帰路
「もうきれいごというのはやめにしてよ」
「...え?」
僕は突然のことに目を見開くことしかできなかった。
「正直、君の自分語りにはうんざりなんだよ」
彼は遠い空をみながらはっきりと言った。
「え?ハハハ?」
引きつった笑顔を浮かべることで精一杯だった。
「俺は今後一切、お前のことを無視する。まあ、最近もそうしてたけど」
彼は一切、僕に顔を向けずに淡々と歩く。
「他のやつだってそうするだろう。だけど悪いのはお前が空気読めないからなんだぜ」
一瞬、馬鹿にするような笑みで僕を横目で見る。
ああ、彼の顔が人でないように見える。喋るし見るし歩く。だけどそこには何の感情もない人もどき。

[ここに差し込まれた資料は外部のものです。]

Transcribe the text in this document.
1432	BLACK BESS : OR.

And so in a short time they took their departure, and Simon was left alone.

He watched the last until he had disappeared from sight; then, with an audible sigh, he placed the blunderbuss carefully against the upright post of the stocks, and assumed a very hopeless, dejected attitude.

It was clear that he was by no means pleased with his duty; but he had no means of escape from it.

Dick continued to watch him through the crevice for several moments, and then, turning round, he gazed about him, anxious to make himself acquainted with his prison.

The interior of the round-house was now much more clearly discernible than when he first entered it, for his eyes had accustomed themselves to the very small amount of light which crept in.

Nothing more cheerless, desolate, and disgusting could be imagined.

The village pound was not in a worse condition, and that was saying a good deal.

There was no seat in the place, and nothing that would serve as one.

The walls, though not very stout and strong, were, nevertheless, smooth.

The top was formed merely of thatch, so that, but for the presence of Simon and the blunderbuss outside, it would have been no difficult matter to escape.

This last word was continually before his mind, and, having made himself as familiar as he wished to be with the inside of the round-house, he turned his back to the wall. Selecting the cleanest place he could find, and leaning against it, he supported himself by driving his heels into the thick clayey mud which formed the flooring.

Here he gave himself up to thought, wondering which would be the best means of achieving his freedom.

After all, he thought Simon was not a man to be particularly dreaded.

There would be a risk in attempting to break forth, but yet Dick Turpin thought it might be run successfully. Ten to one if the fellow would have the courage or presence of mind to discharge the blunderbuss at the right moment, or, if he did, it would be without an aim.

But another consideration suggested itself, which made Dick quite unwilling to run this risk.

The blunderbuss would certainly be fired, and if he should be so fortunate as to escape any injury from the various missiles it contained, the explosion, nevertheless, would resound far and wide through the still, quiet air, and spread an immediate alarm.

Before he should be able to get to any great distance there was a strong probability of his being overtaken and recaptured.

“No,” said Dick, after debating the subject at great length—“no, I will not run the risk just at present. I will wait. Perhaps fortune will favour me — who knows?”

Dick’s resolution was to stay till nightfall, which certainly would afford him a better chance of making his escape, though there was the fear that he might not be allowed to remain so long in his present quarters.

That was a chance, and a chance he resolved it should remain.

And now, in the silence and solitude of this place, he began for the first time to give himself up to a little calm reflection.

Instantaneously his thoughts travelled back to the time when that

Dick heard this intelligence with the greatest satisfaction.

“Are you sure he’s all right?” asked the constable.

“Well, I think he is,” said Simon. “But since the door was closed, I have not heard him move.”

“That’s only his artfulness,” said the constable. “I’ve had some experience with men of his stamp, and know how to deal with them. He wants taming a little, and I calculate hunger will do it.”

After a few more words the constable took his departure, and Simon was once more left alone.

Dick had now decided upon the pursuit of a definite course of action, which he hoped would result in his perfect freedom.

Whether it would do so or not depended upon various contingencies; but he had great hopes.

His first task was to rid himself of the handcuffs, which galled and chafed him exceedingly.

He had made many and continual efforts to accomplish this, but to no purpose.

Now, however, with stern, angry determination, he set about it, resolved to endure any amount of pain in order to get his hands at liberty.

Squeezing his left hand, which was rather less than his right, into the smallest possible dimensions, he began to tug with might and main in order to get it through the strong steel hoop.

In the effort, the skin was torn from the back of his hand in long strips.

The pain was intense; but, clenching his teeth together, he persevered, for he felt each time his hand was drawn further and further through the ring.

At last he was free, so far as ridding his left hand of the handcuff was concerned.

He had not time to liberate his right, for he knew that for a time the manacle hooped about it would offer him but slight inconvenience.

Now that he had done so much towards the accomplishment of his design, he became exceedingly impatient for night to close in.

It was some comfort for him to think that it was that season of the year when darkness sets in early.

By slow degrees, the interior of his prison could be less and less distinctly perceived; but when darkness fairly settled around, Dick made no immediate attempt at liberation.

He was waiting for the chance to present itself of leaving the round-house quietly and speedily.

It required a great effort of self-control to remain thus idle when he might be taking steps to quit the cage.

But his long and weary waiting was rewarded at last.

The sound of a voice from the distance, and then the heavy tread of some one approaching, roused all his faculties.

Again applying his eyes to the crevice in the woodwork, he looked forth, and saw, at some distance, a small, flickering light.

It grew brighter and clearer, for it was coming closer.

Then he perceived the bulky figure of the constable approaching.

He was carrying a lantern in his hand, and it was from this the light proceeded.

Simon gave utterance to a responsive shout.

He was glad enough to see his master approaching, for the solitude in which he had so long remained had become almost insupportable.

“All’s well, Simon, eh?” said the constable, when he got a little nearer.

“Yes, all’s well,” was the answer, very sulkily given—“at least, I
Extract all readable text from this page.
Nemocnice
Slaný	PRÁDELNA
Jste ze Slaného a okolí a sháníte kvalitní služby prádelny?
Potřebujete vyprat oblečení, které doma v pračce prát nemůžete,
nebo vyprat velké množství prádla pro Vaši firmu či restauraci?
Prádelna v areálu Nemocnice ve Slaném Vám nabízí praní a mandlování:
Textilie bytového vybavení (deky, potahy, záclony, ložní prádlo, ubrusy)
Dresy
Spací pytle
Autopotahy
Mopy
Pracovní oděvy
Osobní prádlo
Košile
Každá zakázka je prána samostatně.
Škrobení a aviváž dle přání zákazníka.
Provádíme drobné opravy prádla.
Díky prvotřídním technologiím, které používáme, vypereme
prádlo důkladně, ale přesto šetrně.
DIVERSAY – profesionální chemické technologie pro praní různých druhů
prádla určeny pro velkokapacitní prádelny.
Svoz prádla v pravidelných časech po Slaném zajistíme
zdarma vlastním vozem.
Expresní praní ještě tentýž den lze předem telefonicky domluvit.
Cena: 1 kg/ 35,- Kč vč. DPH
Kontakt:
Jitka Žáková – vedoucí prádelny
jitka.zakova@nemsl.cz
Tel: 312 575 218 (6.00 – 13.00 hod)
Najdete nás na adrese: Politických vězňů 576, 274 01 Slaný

そうじゃないならなんでこんなひどいことができるのだろう。
僕だってわかっていたさ。君の言ったことに必死に僕が答えても君は表情一つ変えない。
君には僕の言ったことが何も伝わっていない。だって僕は君のことなんてどうでもいいんだから。
君が笑ったって泣いたって僕のことじゃない。君と僕は違う人間だ。僕は君の言ったことを聞いているふりをして、僕は君に僕の思っていることを言うだけだ。
君がそれに嫌悪感を抱こうが違和感を抱こうが知ったこっちゃない。
僕は僕の思ったことを言えれば十分なんだ。
彼は何も言わず通学路を歩み続ける。
この現実のような夢、日差しの清々しさ、踏み込んだ足を跳ね返すアスファルト、横を走る車、どれも形だけのおもちゃに過ぎない。
彼の体を思いっきり押した。
タイミングよく大型トラックがこっちに来ているからね。
最後に僕を見た彼の眼はいつもの冷えたものだったが、口はあんぐりとした間抜けなものだった。
僕のことを無視するなんて腹立たしいね。